Young, single people are more likely to consider deactivating their Facebook account, according to a new research which found that middle-aged women are among the most common users of the social networking giant.
Researchers from the Lehigh University in the US looked at demographic and socioeconomic factors that impact Facebook use.
The dataset includes responses from 1,000 US households gleaned from a phone survey of adults 18 years or older.
Through probabilistic modelling, Eric P S Baumer sought to identify predictors for the four different types of Facebook use and non-use.
Of the factors he explored, eight emerged as predictors of use and non-use: age, gender, marital status, whether the respondent had looked for work in the past four weeks, household income, race, weight and social ideology (liberal to conservative).
The strongest predictors were age, gender, whether the respondent had looked for work in the past four weeks and household income.
The research shows that current Facebook use is more common among respondents who are: middle-aged (40 to 60), female, not seeking employment, of Asian descent, or currently married.

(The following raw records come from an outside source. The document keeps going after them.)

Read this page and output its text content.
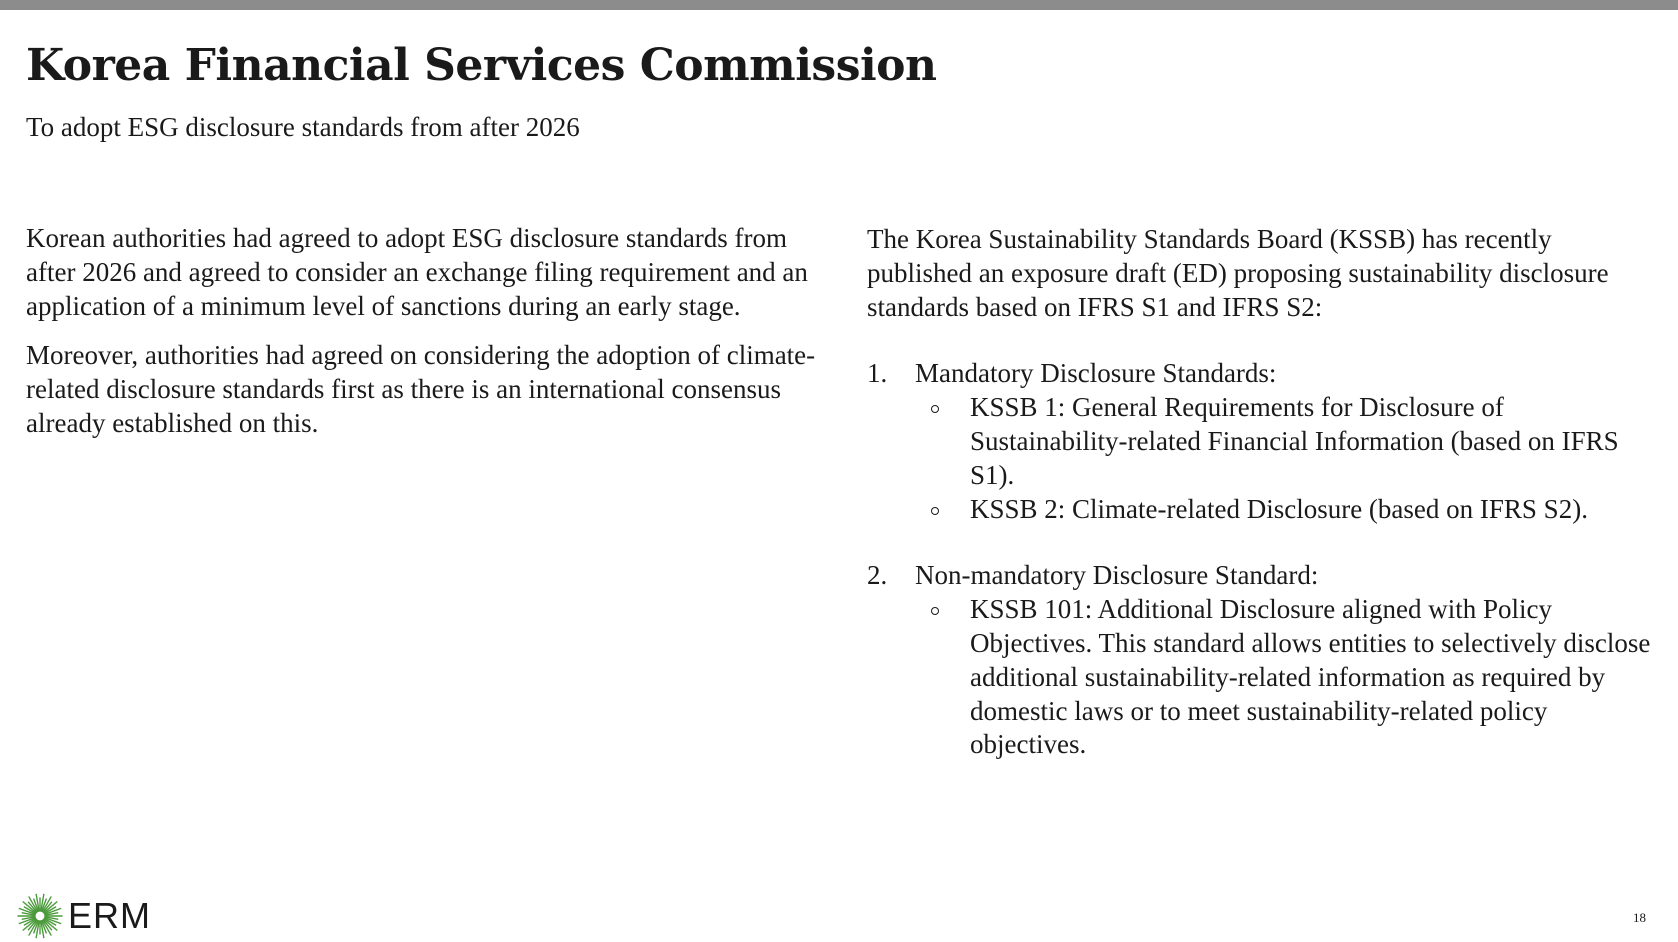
Korea Financial Services Commission

To adopt ESG disclosure standards from after 2026

Korean authorities had agreed to adopt ESG disclosure standards from after 2026 and agreed to consider an exchange filing requirement and an application of a minimum level of sanctions during an early stage.

Moreover, authorities had agreed on considering the adoption of climate-related disclosure standards first as there is an international consensus already established on this.

The Korea Sustainability Standards Board (KSSB) has recently published an exposure draft (ED) proposing sustainability disclosure standards based on IFRS S1 and IFRS S2:

1. Mandatory Disclosure Standards:
KSSB 1: General Requirements for Disclosure of Sustainability-related Financial Information (based on IFRS S1).
KSSB 2: Climate-related Disclosure (based on IFRS S2).
2. Non-mandatory Disclosure Standard:
KSSB 101: Additional Disclosure aligned with Policy Objectives. This standard allows entities to selectively disclose additional sustainability-related information as required by domestic laws or to meet sustainability-related policy objectives.
ERM	18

Deactivation, either actual or considered, is more common among respondents who are younger, seeking employment, or not married.
Respondents most likely to have never had an account are older, male, from a lower income household, racially of Black or African-American descent, more socially conservative, or weigh less.
The findings suggest how socioeconomic factors might work in concert.
"My analysis reveals that individuals from lower-income households are less likely ever to have had a Facebook account," said Baumer.
"Yet, social networks have been shown to play an important role in fostering 'social capital,' which can be leveraged for accomplishing certain tasks, including securing employment," he said.